Santo Domingo Este.– El pastor evangélico Luis Henríquez Pierre de la Cruz denunció que miembros del Departamento de Investigaciones Criminales (DICRIM) de la Policía Nacional realizaron un allanamiento presuntamente irregular en un centro de rehabilitación que dirige en el municipio de Guerra, con la supuesta intención de detenerlo sin contar con una orden judicial.
De acuerdo con el religioso, el operativo se produjo alrededor de las 6:00 de la mañana, cuando agentes del DICRIM, acompañados de policías uniformados, se presentaron en las instalaciones del centro sin la presencia de un fiscal del Ministerio Público, lo que —según afirmó— constituye una violación a los procedimientos legales establecidos.
Durante la intervención, varios jóvenes que se encuentran en proceso de rehabilitación por consumo de sustancias fueron detenidos. Pierre de la Cruz explicó que los internos intervinieron para impedir su arresto y que, como resultado, fueron apresados y trasladados a distintos destacamentos policiales de la zona, donde permanecen recluidos.
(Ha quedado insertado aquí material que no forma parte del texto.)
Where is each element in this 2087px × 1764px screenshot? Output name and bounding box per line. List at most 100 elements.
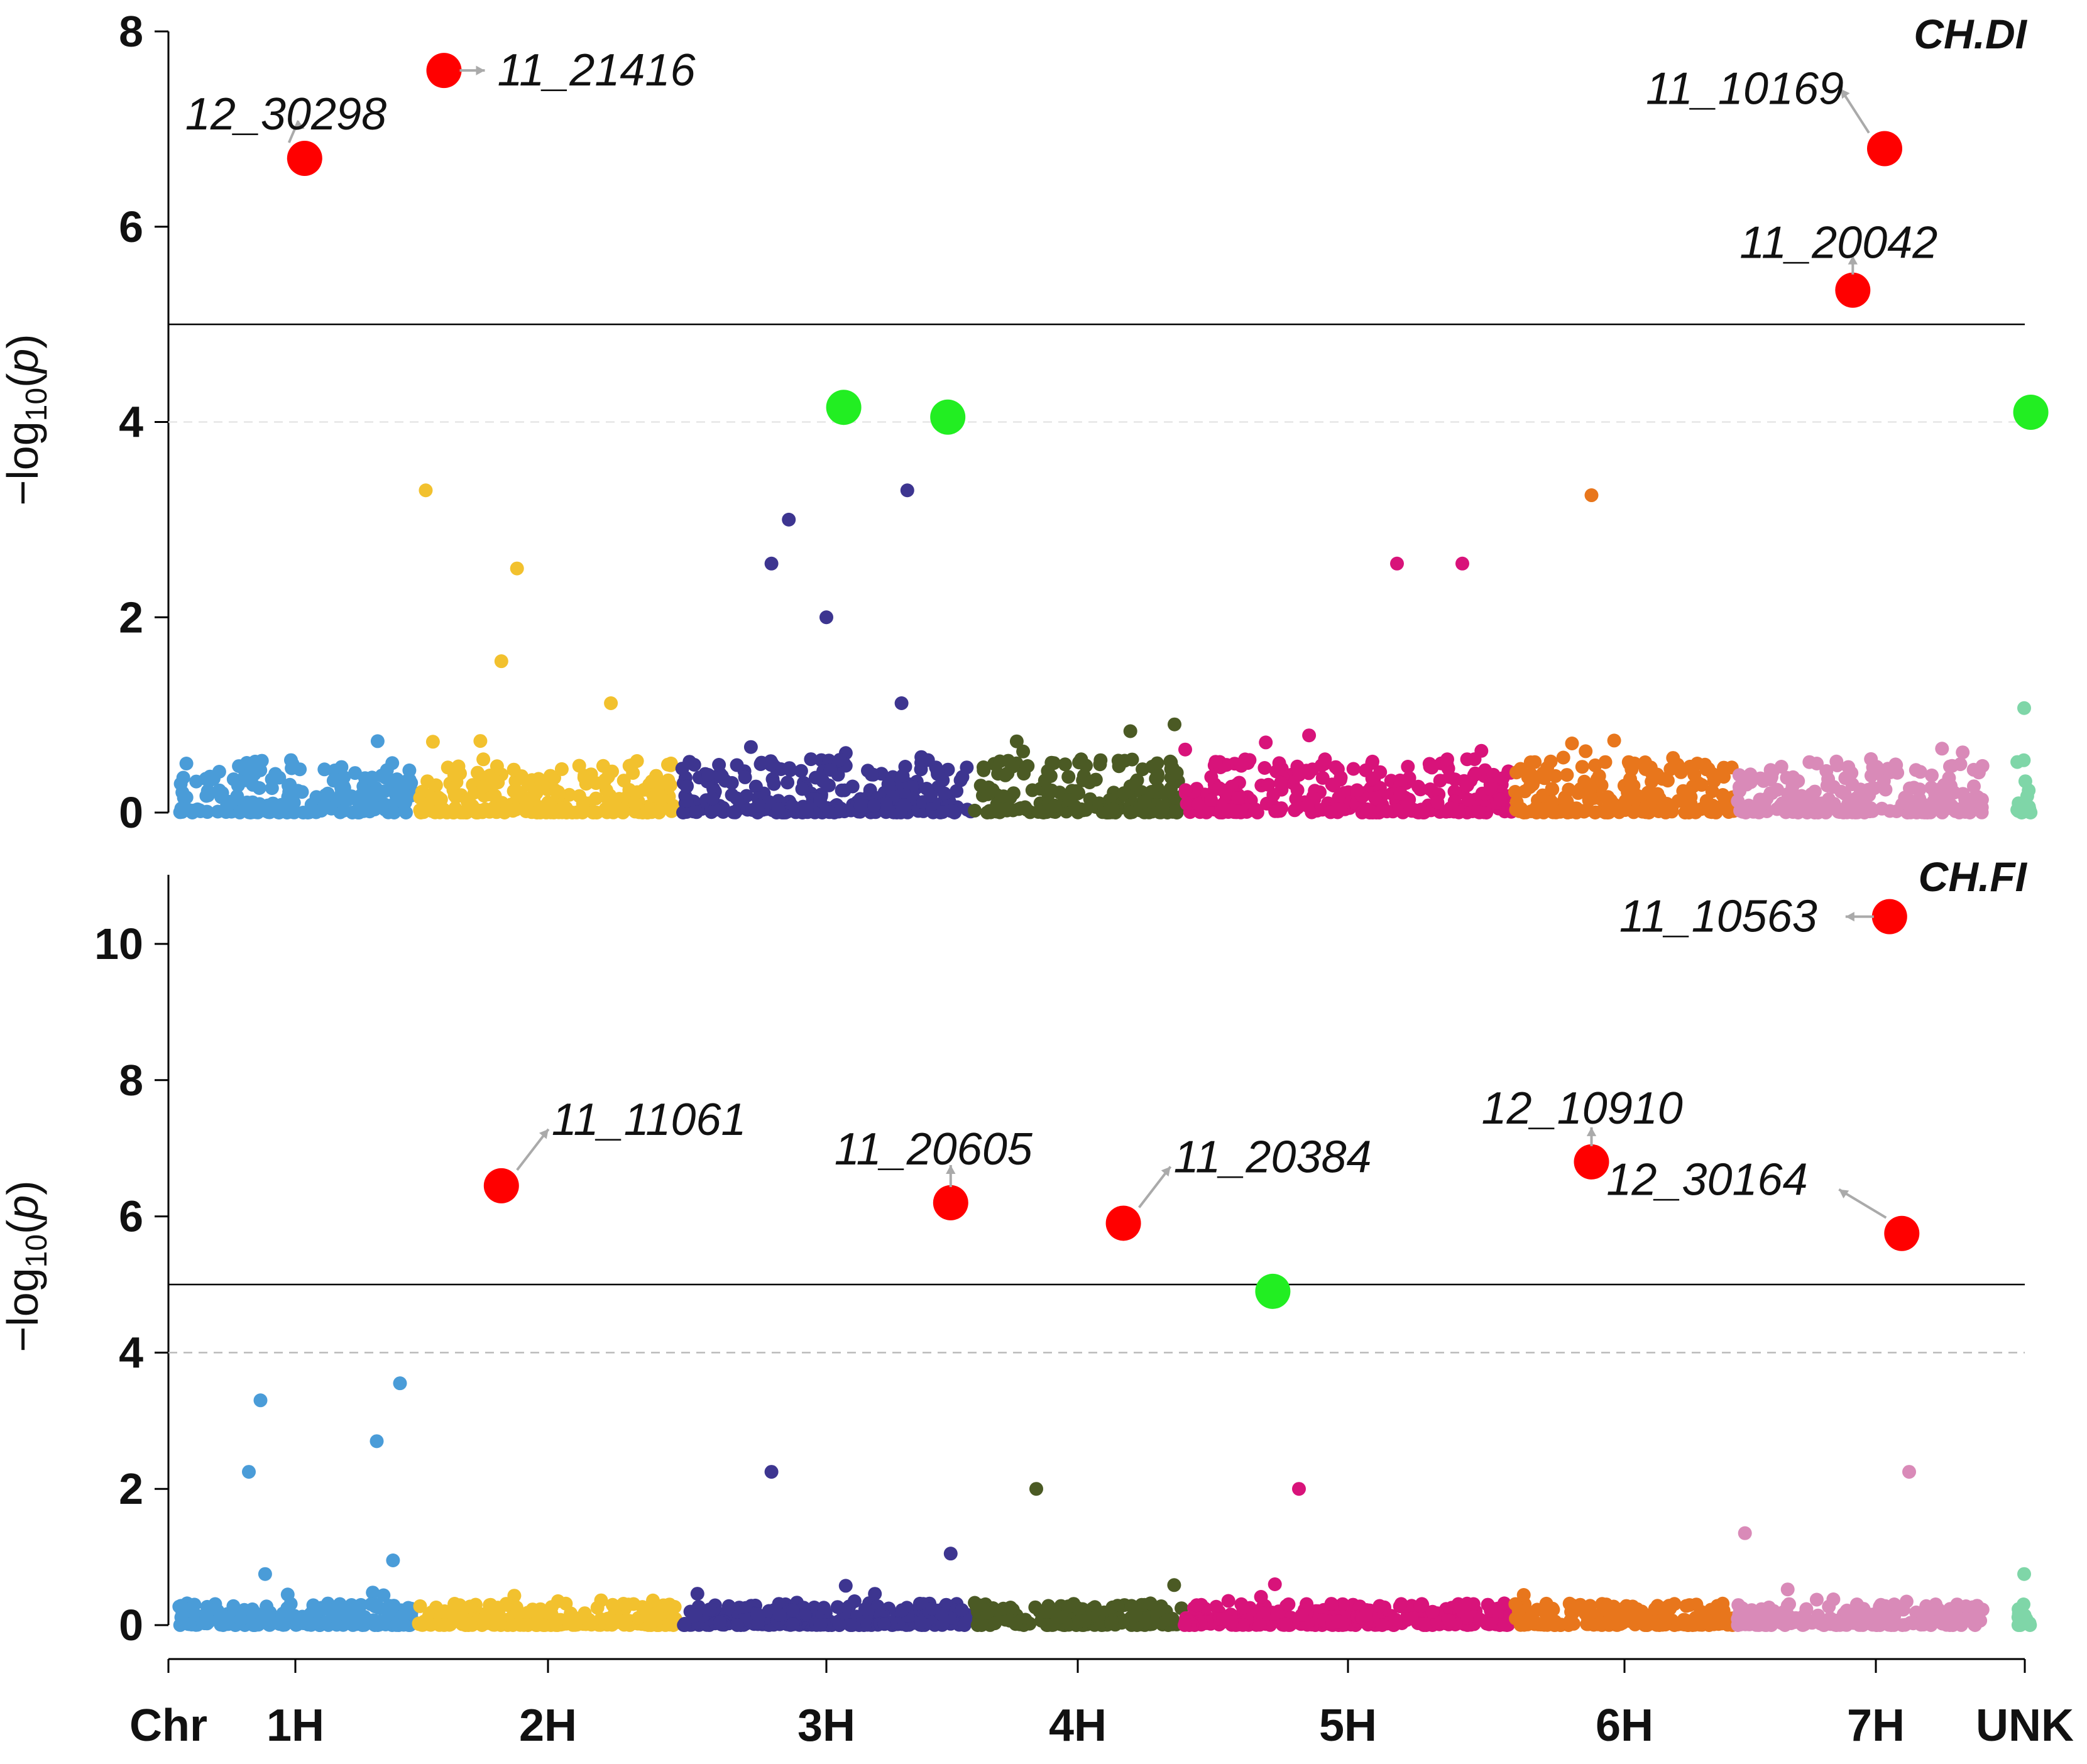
data-point xyxy=(1666,751,1680,765)
data-point xyxy=(2018,774,2032,789)
data-point xyxy=(176,770,190,785)
data-point xyxy=(544,1607,559,1621)
snp-label: 11_20384 xyxy=(1174,1132,1372,1182)
data-point xyxy=(533,800,547,814)
data-point xyxy=(795,782,809,796)
y-tick-label: 2 xyxy=(119,1464,143,1513)
data-point-notable xyxy=(819,610,833,625)
data-point xyxy=(947,806,961,819)
data-point xyxy=(1393,786,1408,801)
significant-snp-point xyxy=(1871,899,1907,934)
data-point xyxy=(1512,804,1526,818)
data-point xyxy=(380,763,394,777)
data-point xyxy=(1016,744,1031,759)
data-point xyxy=(1966,762,1981,777)
data-point xyxy=(1493,792,1508,807)
ylabel-close: ) xyxy=(0,1180,47,1195)
data-point xyxy=(376,1588,391,1602)
data-point xyxy=(586,806,600,819)
data-point xyxy=(1048,798,1062,813)
snp-label: 12_30298 xyxy=(185,89,386,140)
data-point xyxy=(1775,802,1790,816)
data-point xyxy=(1523,755,1538,769)
data-point xyxy=(1943,759,1957,774)
data-point-notable xyxy=(510,561,524,576)
significant-snp-point xyxy=(287,140,322,176)
data-point xyxy=(1855,784,1870,798)
data-point xyxy=(486,801,501,815)
data-point xyxy=(1575,804,1590,818)
data-point xyxy=(1401,760,1415,774)
data-point xyxy=(477,1616,491,1630)
data-point xyxy=(1323,805,1338,819)
data-point xyxy=(925,1602,939,1616)
data-point xyxy=(428,805,442,819)
data-point xyxy=(751,798,765,813)
data-point xyxy=(1872,1617,1887,1631)
data-point xyxy=(532,772,545,786)
data-point xyxy=(1061,770,1076,784)
data-point xyxy=(1252,1618,1267,1632)
data-point xyxy=(1168,717,1181,731)
data-point xyxy=(1274,775,1288,790)
data-point xyxy=(1212,781,1227,796)
data-point xyxy=(248,805,263,819)
data-point xyxy=(730,1618,745,1632)
x-tick-label: 1H xyxy=(266,1701,324,1751)
data-point xyxy=(182,1617,197,1631)
data-point xyxy=(1048,1604,1062,1618)
data-point xyxy=(1082,775,1097,789)
data-point xyxy=(608,794,622,809)
data-point xyxy=(1524,804,1538,818)
data-point xyxy=(1609,803,1623,817)
data-point xyxy=(1906,1616,1920,1631)
data-point xyxy=(1416,806,1430,819)
data-point xyxy=(1295,1608,1309,1622)
data-point xyxy=(1236,1601,1250,1615)
annotation-arrowhead xyxy=(1161,1166,1171,1177)
ylabel-open: ( xyxy=(0,1220,47,1234)
data-point xyxy=(1462,792,1476,807)
data-point xyxy=(199,1610,214,1624)
data-point xyxy=(1694,778,1709,792)
data-point xyxy=(234,1613,248,1626)
y-tick-label: 6 xyxy=(119,202,143,251)
data-point xyxy=(1117,786,1131,801)
data-point xyxy=(1631,789,1645,803)
data-point xyxy=(1667,1597,1682,1611)
data-point xyxy=(1899,1594,1914,1609)
data-point xyxy=(1864,752,1878,766)
data-point xyxy=(1373,765,1388,779)
data-point xyxy=(1393,777,1408,791)
data-point xyxy=(712,758,726,772)
data-point xyxy=(708,803,722,817)
data-point xyxy=(1883,765,1897,779)
data-point xyxy=(1511,1604,1526,1618)
data-point xyxy=(977,760,990,774)
data-point xyxy=(1694,1604,1708,1619)
annotation-arrowhead xyxy=(1586,1127,1597,1136)
data-point xyxy=(1739,1616,1753,1630)
data-point xyxy=(1263,1618,1278,1632)
data-point xyxy=(1528,770,1543,785)
x-axis-title: Chr xyxy=(129,1701,207,1751)
data-point xyxy=(366,1586,380,1600)
data-point xyxy=(1650,767,1665,782)
data-point xyxy=(781,775,795,790)
data-point xyxy=(334,760,349,774)
data-point xyxy=(1393,1599,1407,1614)
data-point xyxy=(337,803,351,818)
data-point xyxy=(1665,801,1679,815)
data-point xyxy=(1588,806,1602,819)
data-point xyxy=(630,754,644,768)
data-point-notable xyxy=(1292,1482,1306,1496)
data-point xyxy=(434,1606,449,1621)
data-point xyxy=(1635,804,1650,819)
data-point xyxy=(1167,1578,1181,1592)
data-point xyxy=(1302,728,1317,743)
data-point-notable xyxy=(393,1376,407,1391)
annotation-arrowhead xyxy=(1848,255,1858,265)
data-point xyxy=(1335,1597,1350,1611)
El pastor aseguró ser víctima de una persecución por parte del señor Elías Severino Hernández, a quien acusa de intentar despojar a la fundación de los terrenos donde opera el centro de rehabilitación. Sostuvo que Severino, junto a un hombre identificado como Marcelo, habría intentado secuestrarlo con el apoyo de individuos del sector La Javilla, en el área conocida como La Piedra, jurisdicción de Guerra.
Asimismo, denunció la presunta complicidad de un capitán de la Policía Nacional, identificado como Correa, en los hechos señalados. En ese sentido, rechazó categóricamente la versión policial que indica que durante el incidente se habría utilizado un arma de fuego, calificando dicha acusación como falsa.
La denuncia fue presentada ante el representante de Derechos Humanos del distrito municipal San Luis, Diógenes Ozuna, quien hizo un llamado a las autoridades policiales y al Ministerio Público para que se realice una investigación exhaustiva del caso y se garantice la integridad física tanto del pastor como de los jóvenes detenidos, al tratarse —según indicó— de personas en proceso de rehabilitación.